Havana/Miami/The Inter-American Commission on Human Rights (IACHR) denounced this Tuesday “violations” of a structural nature of “labor, union and human mobility rights” of the professionals who are members of Cuba’s medical missions abroad.
The report from this body of the Organization of American States (OAS) coincides with a pressure campaign by the United States on Cuba and, in particular, on its controversial medical missions and other sources of foreign currency.
The document, prepared jointly with the Office of the Special Rapporteur on Economic, Social, Cultural and Environmental Rights (Redesca) of the IACHR, refers to “the existence of structural challenges in terms of decent work in medical missions.”
It collects testimonies from participants in these missions who reported infractions related to “differential treatment and working conditions characterized by remuneration levels that could be insufficient.”
Doctors also face the “absence of a contract or ignorance of working conditions”
The text details that doctors also face the “absence of a contract or ignorance of working conditions, freedom of association, as well as working conditions that do not ensure the dignity of the worker.”
Professionals who are part of Cuban missions abroad have experienced “income withholding practices, long working hours, and the assignment of tasks unrelated to health work,” the report states.
However, the IACHR also recognizes the relevance of the work of the Cuban health personnel of these mechanisms “in the provision of essential services for populations in vulnerable situations.”

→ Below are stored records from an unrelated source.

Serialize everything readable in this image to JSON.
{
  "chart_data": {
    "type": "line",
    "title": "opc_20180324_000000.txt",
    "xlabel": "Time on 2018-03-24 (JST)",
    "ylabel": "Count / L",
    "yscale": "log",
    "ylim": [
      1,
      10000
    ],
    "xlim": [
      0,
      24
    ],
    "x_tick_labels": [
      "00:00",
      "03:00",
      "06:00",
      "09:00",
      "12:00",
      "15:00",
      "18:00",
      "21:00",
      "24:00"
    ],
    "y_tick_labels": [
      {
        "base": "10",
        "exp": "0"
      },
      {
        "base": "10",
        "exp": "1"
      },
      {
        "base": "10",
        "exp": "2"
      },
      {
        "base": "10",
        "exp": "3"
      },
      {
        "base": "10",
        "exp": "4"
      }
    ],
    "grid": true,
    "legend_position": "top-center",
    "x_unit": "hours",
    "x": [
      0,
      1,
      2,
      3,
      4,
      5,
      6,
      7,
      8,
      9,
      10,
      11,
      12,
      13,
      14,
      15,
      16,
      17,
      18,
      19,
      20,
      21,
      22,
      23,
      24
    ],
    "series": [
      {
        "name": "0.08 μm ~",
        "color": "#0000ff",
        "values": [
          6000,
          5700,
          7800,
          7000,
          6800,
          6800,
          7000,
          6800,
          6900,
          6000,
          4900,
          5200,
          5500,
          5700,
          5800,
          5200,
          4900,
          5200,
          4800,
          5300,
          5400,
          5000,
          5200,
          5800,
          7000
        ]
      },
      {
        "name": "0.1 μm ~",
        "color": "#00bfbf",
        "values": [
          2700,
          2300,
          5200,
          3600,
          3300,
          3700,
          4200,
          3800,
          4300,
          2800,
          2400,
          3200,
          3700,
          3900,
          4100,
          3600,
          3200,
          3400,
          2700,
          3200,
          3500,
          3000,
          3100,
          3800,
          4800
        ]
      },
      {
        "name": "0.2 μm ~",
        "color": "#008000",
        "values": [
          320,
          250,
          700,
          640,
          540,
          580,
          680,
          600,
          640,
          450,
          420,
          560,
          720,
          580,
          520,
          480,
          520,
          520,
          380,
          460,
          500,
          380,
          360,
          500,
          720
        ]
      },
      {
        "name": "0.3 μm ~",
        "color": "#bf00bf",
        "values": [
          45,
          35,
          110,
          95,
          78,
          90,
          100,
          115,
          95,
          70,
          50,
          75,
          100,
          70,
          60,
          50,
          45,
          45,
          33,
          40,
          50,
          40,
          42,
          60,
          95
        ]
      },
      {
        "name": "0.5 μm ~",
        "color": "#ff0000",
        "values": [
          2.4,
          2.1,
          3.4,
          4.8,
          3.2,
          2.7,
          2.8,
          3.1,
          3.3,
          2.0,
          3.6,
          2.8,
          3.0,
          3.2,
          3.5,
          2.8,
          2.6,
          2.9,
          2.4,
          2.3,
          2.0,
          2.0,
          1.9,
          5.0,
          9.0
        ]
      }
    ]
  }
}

The study also states that the States receiving these brigades qualify them as a form of cooperation that “contributes to the strengthening of their public systems in contexts where medical care is limited or insufficient.”
Furthermore, the report says, despite questions about their working conditions, doctors obtain a salary in dollars better than what they would obtain in their country and the Cuban Government generates foreign currency (which it claims to use in its own health system).
Havana keeps an average of 85% of the payment from the host countries
However, according to Prisoners DefendersHavana keeps an average of 85% of the payment from the host countries, retains the passports of doctors abroad and penalizes those who leave the mission before the agreed time.
The State Department’s 2024 report on human trafficking places Cuba’s income from the export of professional services at between $6 billion and $8 billion.
According to the National Office of Statistics and Information (Onei) of Cuba, exports of professional services represented more than 40% of the island’s total sales abroad between 2018 and 2020.
The Cuban medical brigades – established more than six decades ago and with more than 600,000 professionals stationed in 165 countries, according to official data – have been one of the focuses of the policy towards Cuba of the Administration of US President Donald Trump, in his second term.
In recent months, and under pressure from Washington, Honduras, Guatemala, JamaicaAntigua and Barbuda, BahamasGrenada, Guyana, and Trinidad and Tobago have suspended their medical cooperation with Cuba or reformed its terms.
The Cuban Government has denied these criticisms of the Cuban medical missions and has described Washington’s pressure on the countries of Latin America and the Caribbean as “ferocious pressure” and “blackmail.”